The petitioners’ final argument is that, while section 482 authorizes the allocation of income, deductions, and credits, the Commissioner has no authority under the statute to allocate "assets.” The petitioners claim that the respondent has improperly exercised his authority under section 482 because he has reallocated assets, i.e., the interests of Roger and the corporation in the property prior to the contribution/ sale to the city. The simple answer to this argument is that the Commissioner has allocated income (capital gain) and a deduction (charitable contribution), and not assets, from Roger to the partnership.

To reflect the foregoing,

Decision will be entered for the respondent.

This case was reassigned from Judge Darrell D. Wiles to Judge Julian I. Jacobs for disposition by order dated Apr. 2, 1984.

All section references are to the Internal Revenue Code of1954 as amended and in effect during the taxable years in issue.

The corporation acquired the property on Sept. 29,1948, for the purpose of removing sand for construction materials and related business uses. Excavation and concrete ready-mix batch plant operations on the site ceased during the 1960’s, and the property was thereafter used only for open storage. The corporation contributed the property to the partnership by warranty deed, dated Dec. 1, 1972, and recorded with the clerk of Oklahoma County on Jan. 11, 1973.

The Kerr Foundation, a philanthropic organization in Oklahoma City, became interested in developing a public park on a portion of the property. It approached officials of the city, on its own initiative and without the knowledge of Roger or the corporation, with regard to the city’s acquiring the property and developing a park on it. Thereafter, the Kerr Foundation, on its own initiative and without the knowledge of Roger or the corporation, contacted the South Central Regional Office of the Bureau of Outdoor Recreation of the U.S. Department of the Interior with regard to obtaining a Federal grant to purchase that portion of the property to be developed as a public park.

The following schedule sets forth the taxable income and the charitable contributions reflected on the income tax returns of the Dolese Co. for the taxable years ending Mar. 31, 1970, through Mar. 31, 1975:

Taxable income, per return as filed Contributions, per return Taxable income, .before contribution
1970 $719,838.32 $37,886.23 $757,724.55
1971 2,083,100.37 29,914.35 2,113,014.72
1972 935.108.48 21,331.39 956,439.87
1973 (42,670.28) 0 (42,670.28)
1974 794.109.49 41,795.24 835,904.73
1975 (193,368.34) 0 (193,368.34)
1976 2.490.315.94 131.069.26 2.621.385.20

As applicable for 1976, sec. 170 of the Internal Revenue Code of 1954 limited the amount of the charitable contribution deduction for a corporation to 5 percent of its taxable income for the year, with a 5-year carryover to subsequent years for any excess amount. For the years 1970-75, the aggregate maximum charitable contribution deduction available to the corporation would have been $221,352.26. A 51-percent ownership in tract I would have resulted in $707,655.60 ($1,387,560 X 51%) being potentially available as a contribution by the corporation to the city; whereas, a 24-percent ownership interest resulted in a $333,014.42 ($1,387,560 X 24%) contribution.

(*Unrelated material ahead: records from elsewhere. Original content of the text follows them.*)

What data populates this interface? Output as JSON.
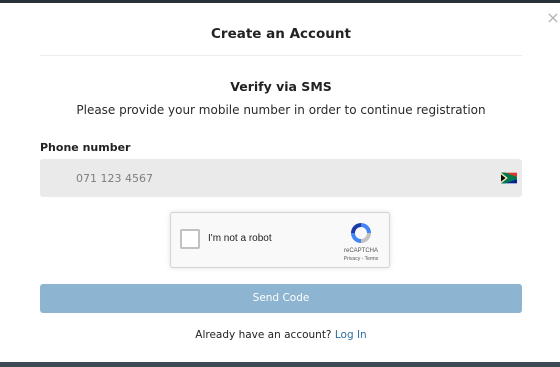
{
  "modal": {
    "title": "Create an Account",
    "close_label": "×"
  },
  "verify": {
    "heading": "Verify via SMS",
    "subtext": "Please provide your mobile number in order to continue registration"
  },
  "phone": {
    "label": "Phone number",
    "placeholder": "071 123 4567",
    "value": "",
    "country_flag_icon": "south-africa-flag-icon"
  },
  "recaptcha": {
    "checkbox_label": "I'm not a robot",
    "brand": "reCAPTCHA",
    "privacy": "Privacy",
    "separator": " - ",
    "terms": "Terms",
    "checked": false
  },
  "actions": {
    "send_code": "Send Code"
  },
  "login": {
    "prompt": "Already have an account?",
    "link": "Log In"
  },
  "colors": {
    "accent": "#8db4d0",
    "link": "#2d6ea3",
    "field_bg": "#eaeaea"
  }
}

SEC. 482. ALLOCATION OF INCOME AND DEDUCTIONS AMONG TAXPAYERS.

In any case of two or more organizations, trades, or businesses (whether or not incorporated, whether or not organized in the United States, and whether or not affiliated) owned or controlled directly or indirectly by the same interests, the Secretary may distribute, apportion, or allocate gross income, deductions, credits, or allowances between or among such organizations, trades, or businesses, if he determines that such distribution, apportionment, or allocation is necessary in order to prevent evasion of taxes or clearly to reflect the income of any such organizations, trades, or businesses.

While we commend Roger’s generosity, we note that the gift of the land to the city was conditioned upon its being used exclusively as a public park and that the official name to be given the park was to include Roger’s family name, "Dolese.”